Regular health checks
Regular check-ups are mandatory for canine heart patients so that the veterinarian can assess the progression of the disease and, if necessary, intervene therapeutically. Ideally, you should also get into the habit of measuring the dog's breathing rate at rest. The breaths - that is, the raising and lowering of the chest - should be over a minute counted, preferably while the dog is sleeping. The resting respiratory rate should less than 30 / minute lie. Increases you permanent this can be a sign of the onset of pulmonary edema. Studies have shown that the regular measurement of the resting respiratory rate by the animal owner is an excellent early warning system for pulmonary edema.

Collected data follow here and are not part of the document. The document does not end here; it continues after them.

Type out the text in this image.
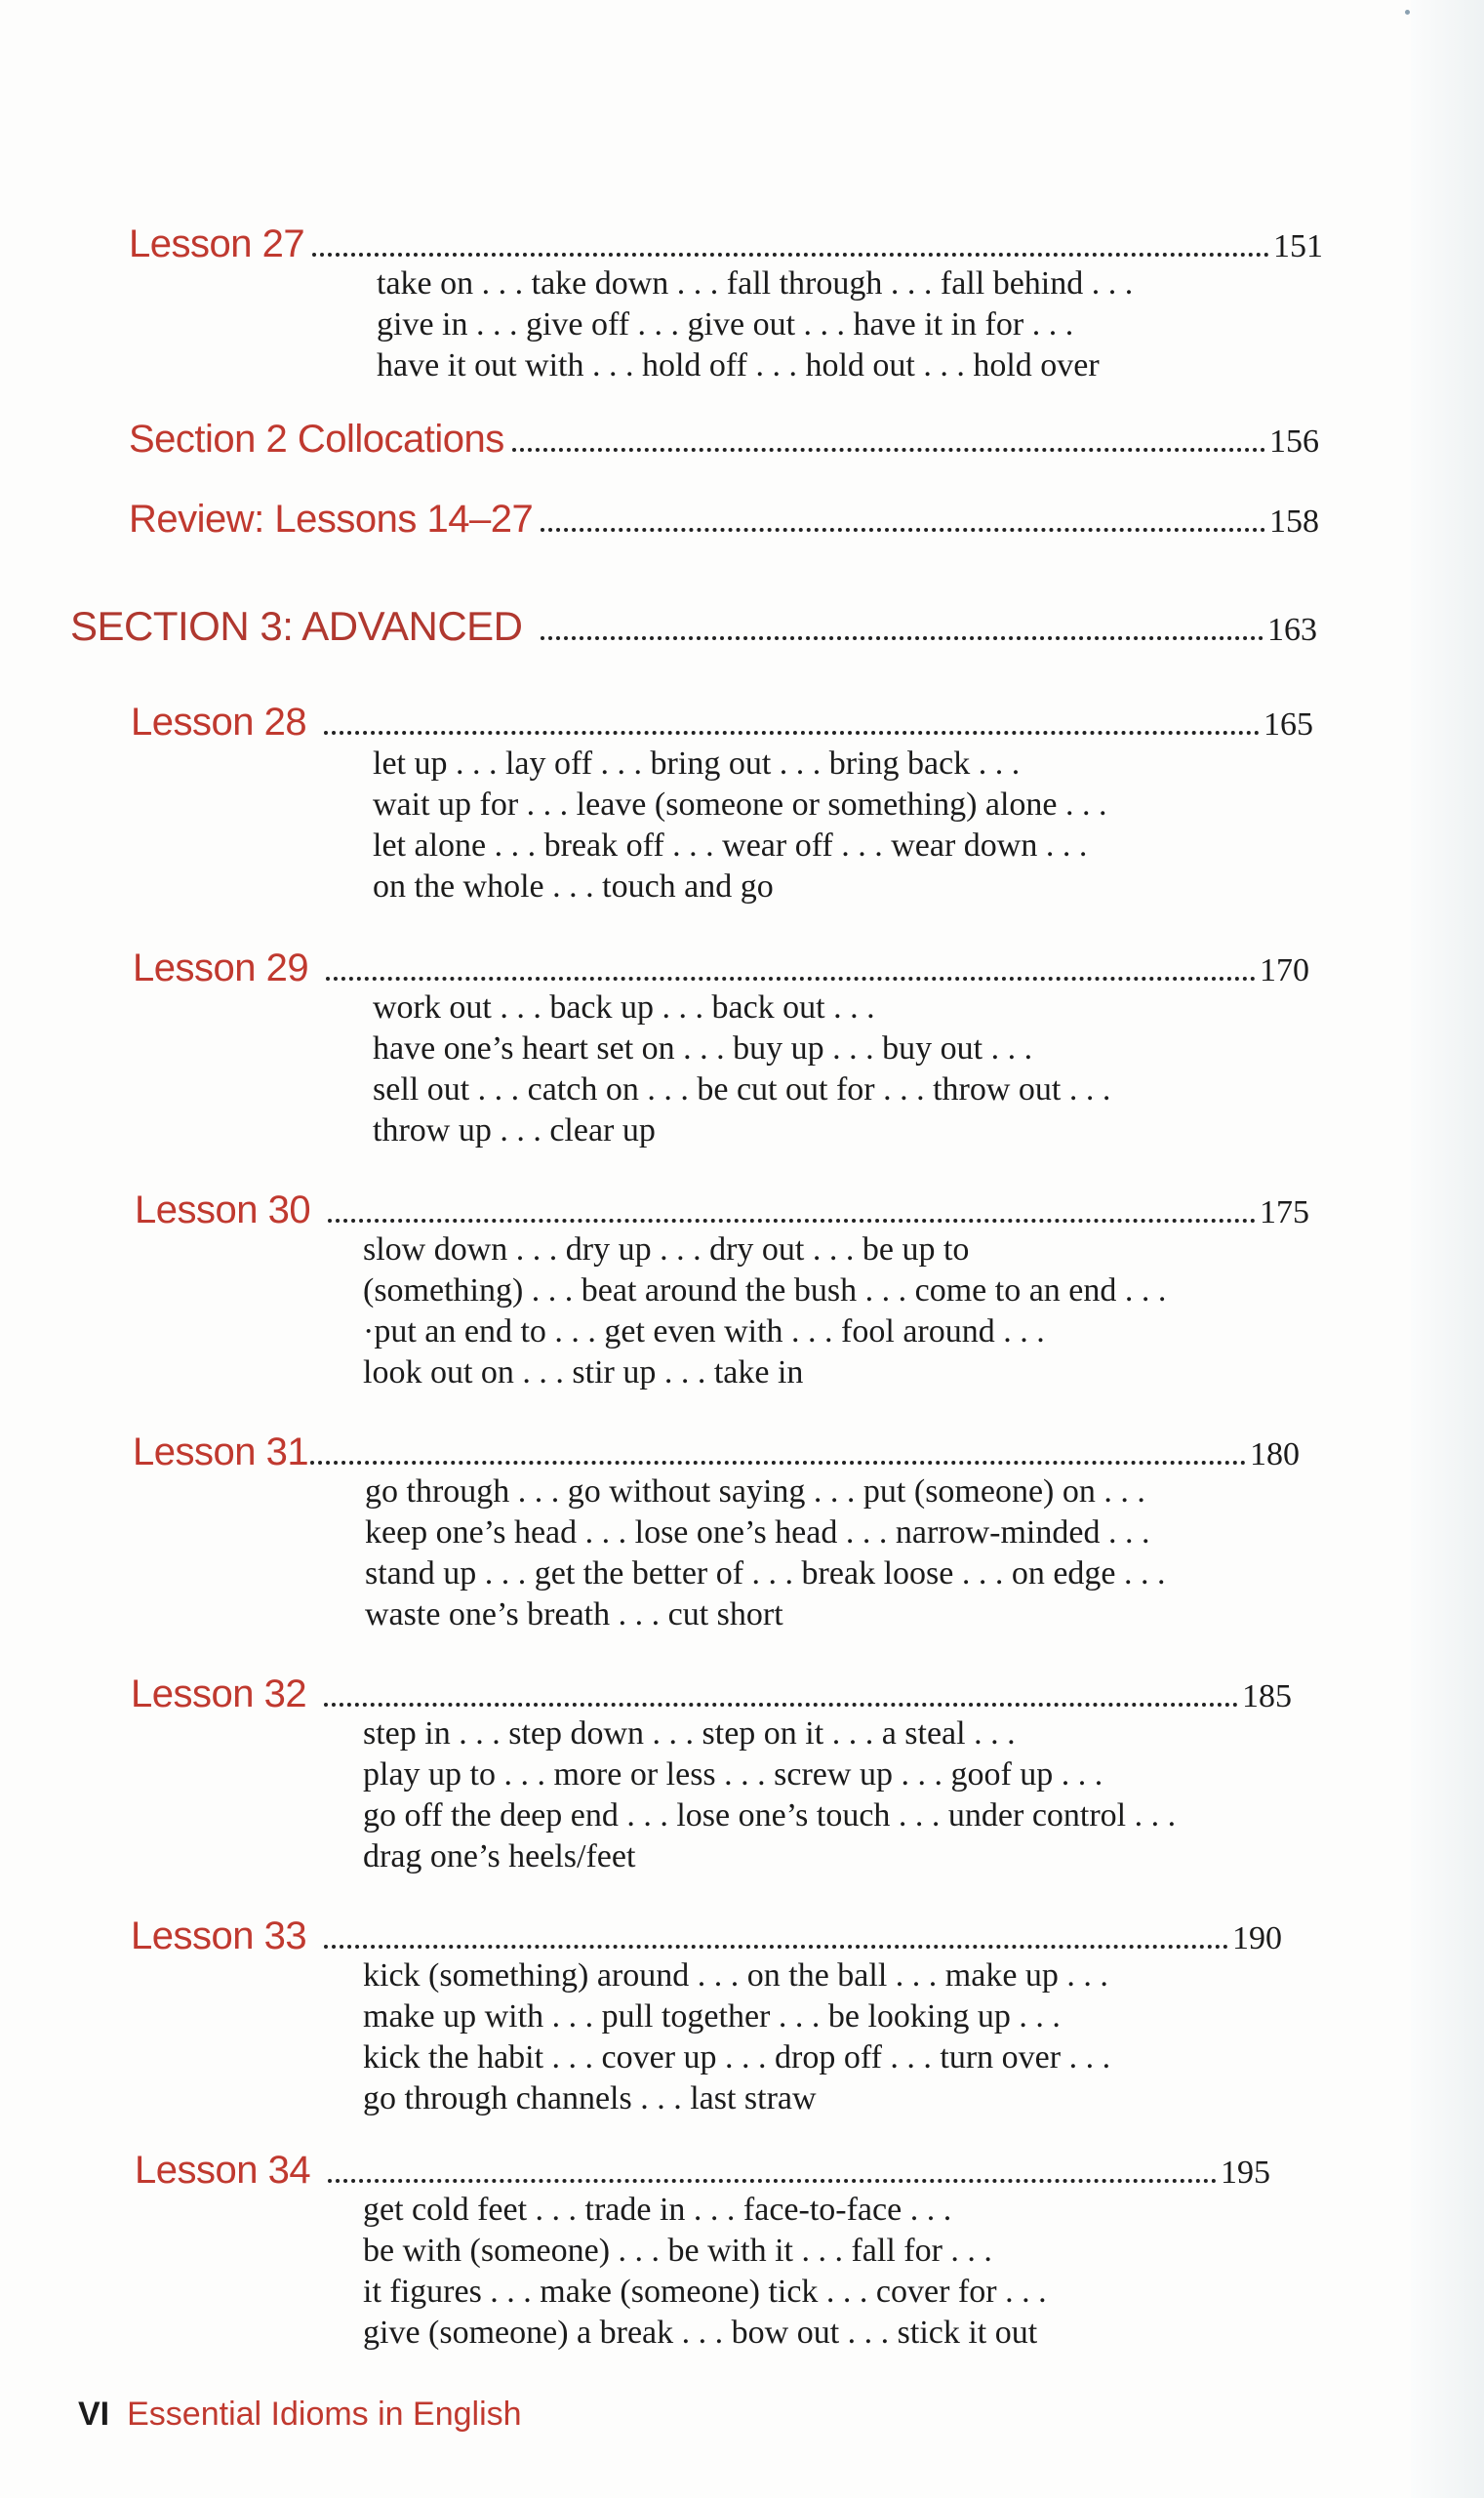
Lesson 27	151
take on . . . take down . . . fall through . . . fall behind . . .
give in . . . give off . . . give out . . . have it in for . . .
have it out with . . . hold off . . . hold out . . . hold over
Section 2 Collocations	156
Review: Lessons 14–27	158
SECTION 3: ADVANCED	163
Lesson 28	165
let up . . . lay off . . . bring out . . . bring back . . .
wait up for . . . leave (someone or something) alone . . .
let alone . . . break off . . . wear off . . . wear down . . .
on the whole . . . touch and go
Lesson 29	170
work out . . . back up . . . back out . . .
have one’s heart set on . . . buy up . . . buy out . . .
sell out . . . catch on . . . be cut out for . . . throw out . . .
throw up . . . clear up
Lesson 30	175
slow down . . . dry up . . . dry out . . . be up to
(something) . . . beat around the bush . . . come to an end . . .
·put an end to . . . get even with . . . fool around . . .
look out on . . . stir up . . . take in
Lesson 31	180
go through . . . go without saying . . . put (someone) on . . .
keep one’s head . . . lose one’s head . . . narrow-minded . . .
stand up . . . get the better of . . . break loose . . . on edge . . .
waste one’s breath . . . cut short
Lesson 32	185
step in . . . step down . . . step on it . . . a steal . . .
play up to . . . more or less . . . screw up . . . goof up . . .
go off the deep end . . . lose one’s touch . . . under control . . .
drag one’s heels/feet
Lesson 33	190
kick (something) around . . . on the ball . . . make up . . .
make up with . . . pull together . . . be looking up . . .
kick the habit . . . cover up . . . drop off . . . turn over . . .
go through channels . . . last straw
Lesson 34	195
get cold feet . . . trade in . . . face-to-face . . .
be with (someone) . . . be with it . . . fall for . . .
it figures . . . make (someone) tick . . . cover for . . .
give (someone) a break . . . bow out . . . stick it out
VI Essential Idioms in English
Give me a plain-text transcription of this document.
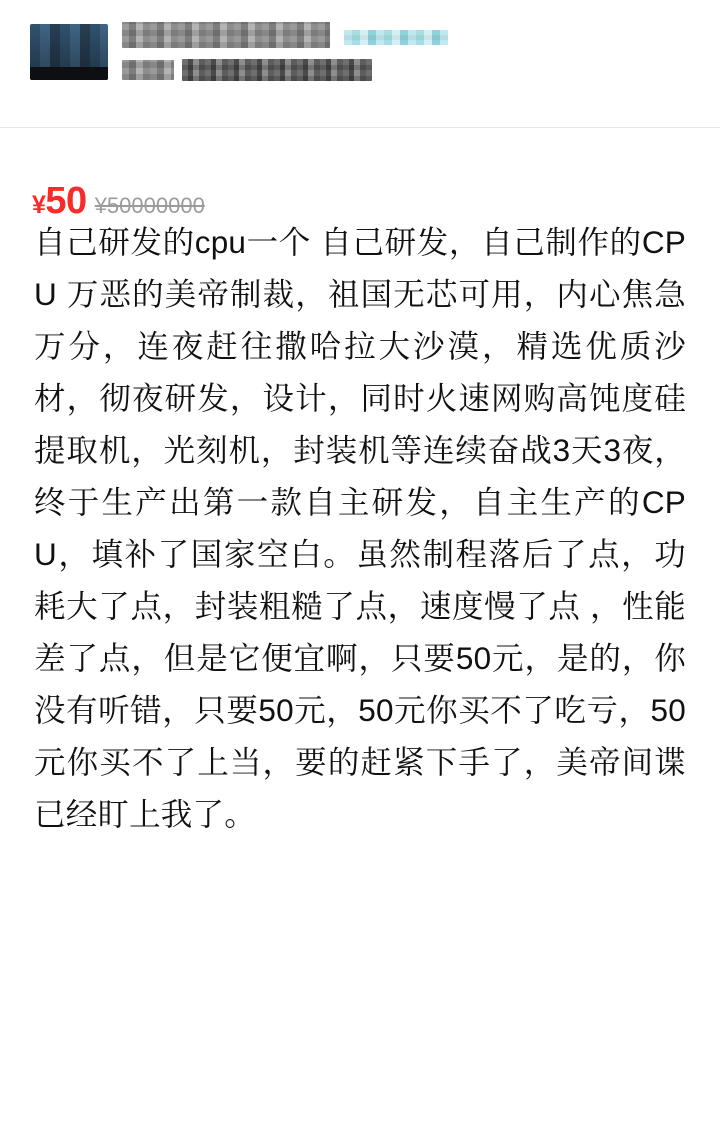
¥50 ¥50000000
自己研发的cpu一个 自己研发，自己制作的CPU 万恶的美帝制裁，祖国无芯可用，内心焦急万分，连夜赶往撒哈拉大沙漠，精选优质沙材，彻夜研发，设计，同时火速网购高饨度硅提取机，光刻机，封装机等连续奋战3天3夜，终于生产出第一款自主研发，自主生产的CPU，填补了国家空白。虽然制程落后了点，功耗大了点，封装粗糙了点，速度慢了点 ，性能差了点，但是它便宜啊，只要50元，是的，你没有听错，只要50元，50元你买不了吃亏，50元你买不了上当，要的赶紧下手了，美帝间谍已经盯上我了。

Life expectancy of heart disease dogs
The prognosis for canine heart disease mostly depends on the stage of the disease and cannot be estimated across the board. Mitral endocardiosis, for example, progresses slowly over several years, during which the dog initially lives symptom-free. However, if decompensation occurs - an organ disorder when the body can no longer compensate for the overload - the prognosis deteriorates significantly. Dilated cardiomyopathy also usually has an unfavorable prognosis in the late stage if no treatable cause can be found.
Heart disease in dogs is insidious because it usually develops without symptoms and progresses quietly. Regular check-ups - especially for older dogs or breeds that are prone to heart failure - can diagnose such a disease at an early stage and make appropriate therapy possible.